Mayfair Diagnostics, a Calgary-based multi-modality imaging practice that takes over 50,000 mammograms annually, saw a 60% reduction in time searching for cases within six months of using Volpara Analytics – in addition to a 37% reduction in Inadequate images. (7)

The future of AI for mammography quality

AI’s role in mammographic quality assurance is the subject of numerous studies. Recently, Volpara Analytics was used to quantify mammography image quality improvement in the largest image quality evaluation to date.

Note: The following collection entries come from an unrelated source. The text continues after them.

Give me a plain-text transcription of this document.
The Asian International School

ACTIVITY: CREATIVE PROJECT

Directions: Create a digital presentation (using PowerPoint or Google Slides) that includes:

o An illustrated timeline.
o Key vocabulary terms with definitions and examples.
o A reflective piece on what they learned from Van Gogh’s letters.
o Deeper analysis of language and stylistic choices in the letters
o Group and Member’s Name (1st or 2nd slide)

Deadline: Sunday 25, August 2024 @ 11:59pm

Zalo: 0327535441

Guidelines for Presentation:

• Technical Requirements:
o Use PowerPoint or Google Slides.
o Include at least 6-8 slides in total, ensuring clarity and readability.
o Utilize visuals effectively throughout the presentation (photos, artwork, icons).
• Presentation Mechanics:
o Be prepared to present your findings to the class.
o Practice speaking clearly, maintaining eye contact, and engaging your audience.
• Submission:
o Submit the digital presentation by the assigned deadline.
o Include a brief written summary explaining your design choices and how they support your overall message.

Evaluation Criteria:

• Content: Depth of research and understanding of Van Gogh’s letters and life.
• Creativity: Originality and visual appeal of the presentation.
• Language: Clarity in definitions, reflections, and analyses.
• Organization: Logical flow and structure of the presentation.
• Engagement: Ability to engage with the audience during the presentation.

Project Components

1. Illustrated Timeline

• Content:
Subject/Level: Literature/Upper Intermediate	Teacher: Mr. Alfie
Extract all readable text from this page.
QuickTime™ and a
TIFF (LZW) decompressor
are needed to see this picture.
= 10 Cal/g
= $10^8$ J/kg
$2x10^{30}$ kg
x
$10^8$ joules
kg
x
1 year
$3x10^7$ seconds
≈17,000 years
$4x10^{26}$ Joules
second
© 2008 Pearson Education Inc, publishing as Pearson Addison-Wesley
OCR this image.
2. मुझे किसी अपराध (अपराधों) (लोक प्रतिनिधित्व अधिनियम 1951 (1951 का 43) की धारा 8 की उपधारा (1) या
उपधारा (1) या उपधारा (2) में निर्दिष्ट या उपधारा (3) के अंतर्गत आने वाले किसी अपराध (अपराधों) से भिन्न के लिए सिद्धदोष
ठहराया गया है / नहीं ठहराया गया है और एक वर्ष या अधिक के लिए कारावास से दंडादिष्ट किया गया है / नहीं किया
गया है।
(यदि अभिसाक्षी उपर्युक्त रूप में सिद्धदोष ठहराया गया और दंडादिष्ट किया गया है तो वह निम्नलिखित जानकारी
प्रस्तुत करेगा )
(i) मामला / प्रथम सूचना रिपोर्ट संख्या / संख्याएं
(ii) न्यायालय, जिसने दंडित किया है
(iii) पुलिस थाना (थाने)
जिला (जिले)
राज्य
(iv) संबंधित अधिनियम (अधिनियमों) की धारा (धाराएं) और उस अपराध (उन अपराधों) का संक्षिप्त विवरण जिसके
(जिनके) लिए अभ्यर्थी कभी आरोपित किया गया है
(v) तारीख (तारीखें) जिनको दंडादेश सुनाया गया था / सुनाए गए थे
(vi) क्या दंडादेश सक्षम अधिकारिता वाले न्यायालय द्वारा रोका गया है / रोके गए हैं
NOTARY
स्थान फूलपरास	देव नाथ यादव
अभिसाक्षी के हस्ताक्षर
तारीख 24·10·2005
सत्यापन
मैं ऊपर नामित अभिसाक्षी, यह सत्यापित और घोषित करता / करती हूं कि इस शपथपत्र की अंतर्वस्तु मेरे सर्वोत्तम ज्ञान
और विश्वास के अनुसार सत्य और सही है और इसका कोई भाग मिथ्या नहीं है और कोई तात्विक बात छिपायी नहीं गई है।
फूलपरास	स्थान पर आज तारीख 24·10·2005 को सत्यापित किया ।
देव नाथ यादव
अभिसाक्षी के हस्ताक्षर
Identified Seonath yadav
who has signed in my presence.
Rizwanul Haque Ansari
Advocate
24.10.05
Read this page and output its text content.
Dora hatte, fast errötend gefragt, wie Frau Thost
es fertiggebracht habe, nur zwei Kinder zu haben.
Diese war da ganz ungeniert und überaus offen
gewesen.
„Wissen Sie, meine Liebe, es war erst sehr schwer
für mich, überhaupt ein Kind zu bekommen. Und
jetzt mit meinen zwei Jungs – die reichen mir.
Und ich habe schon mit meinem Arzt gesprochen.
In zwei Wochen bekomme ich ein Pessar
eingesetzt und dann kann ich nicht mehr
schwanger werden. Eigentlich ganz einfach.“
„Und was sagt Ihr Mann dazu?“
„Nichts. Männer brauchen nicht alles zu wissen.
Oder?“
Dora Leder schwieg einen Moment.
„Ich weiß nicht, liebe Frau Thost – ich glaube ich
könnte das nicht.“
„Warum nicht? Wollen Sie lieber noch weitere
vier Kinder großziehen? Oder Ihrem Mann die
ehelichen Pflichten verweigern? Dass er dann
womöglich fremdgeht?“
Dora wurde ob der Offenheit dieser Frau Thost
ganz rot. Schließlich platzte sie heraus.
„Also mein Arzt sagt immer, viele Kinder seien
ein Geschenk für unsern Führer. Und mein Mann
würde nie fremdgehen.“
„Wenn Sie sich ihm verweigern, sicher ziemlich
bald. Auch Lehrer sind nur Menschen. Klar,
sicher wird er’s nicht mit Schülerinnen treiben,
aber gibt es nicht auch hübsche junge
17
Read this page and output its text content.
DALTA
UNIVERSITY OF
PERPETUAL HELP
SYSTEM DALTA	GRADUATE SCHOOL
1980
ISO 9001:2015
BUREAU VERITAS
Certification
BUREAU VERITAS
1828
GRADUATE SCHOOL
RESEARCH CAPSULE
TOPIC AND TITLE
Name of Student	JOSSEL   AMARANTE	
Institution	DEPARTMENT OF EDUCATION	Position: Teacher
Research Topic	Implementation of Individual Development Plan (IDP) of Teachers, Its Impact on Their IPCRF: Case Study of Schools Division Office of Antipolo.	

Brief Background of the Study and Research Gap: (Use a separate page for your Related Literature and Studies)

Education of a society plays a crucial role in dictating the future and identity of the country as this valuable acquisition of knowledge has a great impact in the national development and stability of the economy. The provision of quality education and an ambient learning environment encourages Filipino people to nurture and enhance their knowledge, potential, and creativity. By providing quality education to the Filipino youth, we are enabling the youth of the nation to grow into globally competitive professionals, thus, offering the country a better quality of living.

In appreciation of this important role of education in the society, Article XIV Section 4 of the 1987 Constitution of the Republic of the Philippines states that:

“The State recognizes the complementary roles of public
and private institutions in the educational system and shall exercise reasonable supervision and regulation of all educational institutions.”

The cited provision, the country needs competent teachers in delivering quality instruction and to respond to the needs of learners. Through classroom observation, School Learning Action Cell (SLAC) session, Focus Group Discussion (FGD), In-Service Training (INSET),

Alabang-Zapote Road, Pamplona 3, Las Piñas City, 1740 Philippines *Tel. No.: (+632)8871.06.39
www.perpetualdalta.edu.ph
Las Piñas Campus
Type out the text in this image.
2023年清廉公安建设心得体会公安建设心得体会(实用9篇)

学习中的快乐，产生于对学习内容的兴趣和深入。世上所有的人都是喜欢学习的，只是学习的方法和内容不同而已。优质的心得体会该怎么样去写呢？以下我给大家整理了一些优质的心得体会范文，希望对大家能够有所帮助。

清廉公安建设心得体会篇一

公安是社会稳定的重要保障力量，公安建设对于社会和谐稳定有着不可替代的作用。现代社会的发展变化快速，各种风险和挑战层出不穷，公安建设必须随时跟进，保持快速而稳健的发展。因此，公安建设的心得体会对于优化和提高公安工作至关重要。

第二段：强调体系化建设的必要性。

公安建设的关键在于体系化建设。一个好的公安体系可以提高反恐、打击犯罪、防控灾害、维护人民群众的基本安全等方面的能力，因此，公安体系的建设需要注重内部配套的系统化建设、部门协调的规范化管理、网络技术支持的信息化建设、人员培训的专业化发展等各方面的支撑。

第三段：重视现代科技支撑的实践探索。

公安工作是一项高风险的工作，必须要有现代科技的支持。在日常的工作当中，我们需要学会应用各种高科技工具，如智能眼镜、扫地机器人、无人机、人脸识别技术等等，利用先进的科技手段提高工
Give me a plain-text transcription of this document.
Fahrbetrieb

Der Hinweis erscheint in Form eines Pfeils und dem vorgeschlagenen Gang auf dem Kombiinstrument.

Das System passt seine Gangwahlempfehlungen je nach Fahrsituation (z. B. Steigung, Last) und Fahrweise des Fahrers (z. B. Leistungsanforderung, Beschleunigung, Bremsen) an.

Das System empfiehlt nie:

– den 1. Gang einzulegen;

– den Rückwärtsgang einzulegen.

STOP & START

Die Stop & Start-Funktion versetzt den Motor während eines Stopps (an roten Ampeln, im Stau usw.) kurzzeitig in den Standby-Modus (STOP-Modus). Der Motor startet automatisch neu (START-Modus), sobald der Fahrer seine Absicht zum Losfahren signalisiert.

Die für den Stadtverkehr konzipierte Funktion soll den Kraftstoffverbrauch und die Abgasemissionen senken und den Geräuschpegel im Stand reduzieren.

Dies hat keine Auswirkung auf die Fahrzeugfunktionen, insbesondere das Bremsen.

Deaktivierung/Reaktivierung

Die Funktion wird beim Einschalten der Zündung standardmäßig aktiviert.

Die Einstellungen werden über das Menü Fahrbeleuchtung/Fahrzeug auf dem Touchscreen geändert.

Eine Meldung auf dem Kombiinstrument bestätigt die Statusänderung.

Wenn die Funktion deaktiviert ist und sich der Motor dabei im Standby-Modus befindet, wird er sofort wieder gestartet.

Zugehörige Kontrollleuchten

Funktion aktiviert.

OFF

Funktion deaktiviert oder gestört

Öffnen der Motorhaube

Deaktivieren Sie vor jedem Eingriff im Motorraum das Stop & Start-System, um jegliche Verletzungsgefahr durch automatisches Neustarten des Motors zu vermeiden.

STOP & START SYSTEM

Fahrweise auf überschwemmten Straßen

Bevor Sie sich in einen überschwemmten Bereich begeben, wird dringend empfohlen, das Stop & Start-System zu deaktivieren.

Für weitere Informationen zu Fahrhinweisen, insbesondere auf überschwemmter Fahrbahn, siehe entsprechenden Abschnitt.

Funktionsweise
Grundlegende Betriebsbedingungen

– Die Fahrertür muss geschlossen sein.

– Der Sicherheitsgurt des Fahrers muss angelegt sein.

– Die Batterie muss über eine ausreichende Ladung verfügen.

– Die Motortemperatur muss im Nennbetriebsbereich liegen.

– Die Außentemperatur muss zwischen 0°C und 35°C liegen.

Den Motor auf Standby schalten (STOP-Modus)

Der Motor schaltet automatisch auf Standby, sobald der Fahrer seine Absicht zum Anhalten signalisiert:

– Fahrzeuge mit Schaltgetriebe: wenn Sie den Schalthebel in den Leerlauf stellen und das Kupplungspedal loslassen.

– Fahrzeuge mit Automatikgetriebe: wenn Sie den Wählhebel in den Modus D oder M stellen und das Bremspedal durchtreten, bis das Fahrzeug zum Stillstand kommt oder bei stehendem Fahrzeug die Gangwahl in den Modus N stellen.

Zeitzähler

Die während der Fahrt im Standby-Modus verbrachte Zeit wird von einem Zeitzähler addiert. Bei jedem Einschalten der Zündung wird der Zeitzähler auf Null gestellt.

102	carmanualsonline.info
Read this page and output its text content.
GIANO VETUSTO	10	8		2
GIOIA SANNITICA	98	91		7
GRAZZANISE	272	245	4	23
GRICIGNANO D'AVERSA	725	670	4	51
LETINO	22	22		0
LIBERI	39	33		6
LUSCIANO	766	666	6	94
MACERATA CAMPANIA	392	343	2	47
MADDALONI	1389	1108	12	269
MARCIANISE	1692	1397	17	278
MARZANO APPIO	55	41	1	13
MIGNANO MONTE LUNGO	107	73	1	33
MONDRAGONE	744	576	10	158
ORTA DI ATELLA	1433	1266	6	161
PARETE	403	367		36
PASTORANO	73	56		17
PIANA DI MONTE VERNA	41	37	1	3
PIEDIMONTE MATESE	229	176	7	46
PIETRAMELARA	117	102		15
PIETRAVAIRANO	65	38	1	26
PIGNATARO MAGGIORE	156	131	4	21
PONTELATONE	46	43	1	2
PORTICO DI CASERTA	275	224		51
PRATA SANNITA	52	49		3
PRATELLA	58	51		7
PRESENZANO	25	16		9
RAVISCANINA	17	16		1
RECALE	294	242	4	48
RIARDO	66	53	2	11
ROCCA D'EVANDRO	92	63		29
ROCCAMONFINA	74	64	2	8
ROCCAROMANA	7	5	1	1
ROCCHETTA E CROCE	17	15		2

With a dataset of over 48,000 exams conducted by 42 technologists over nine clinics, the study found that, in the 12 months following the installation of Analytics, there were significant improvements in breast positioning and compression quality – 6% and 8%, respectively. This led to an associated reduction in technical repeats and recalls of 78%. (8)

As the datasets grow larger and the studies more numerous, we expect to see more such success stories. But the real beneficiaries of the adoption of AI-powered mammography analytics are the patients. They will have the best chance of receiving a high-quality mammogram that includes all their breast tissue – and a much smaller likelihood of being called back because of low-quality images. Women should be confident in their mammography provider’s quality and their exam’s ability to afford them the best chance of early detection.

References 1-8 available upon request.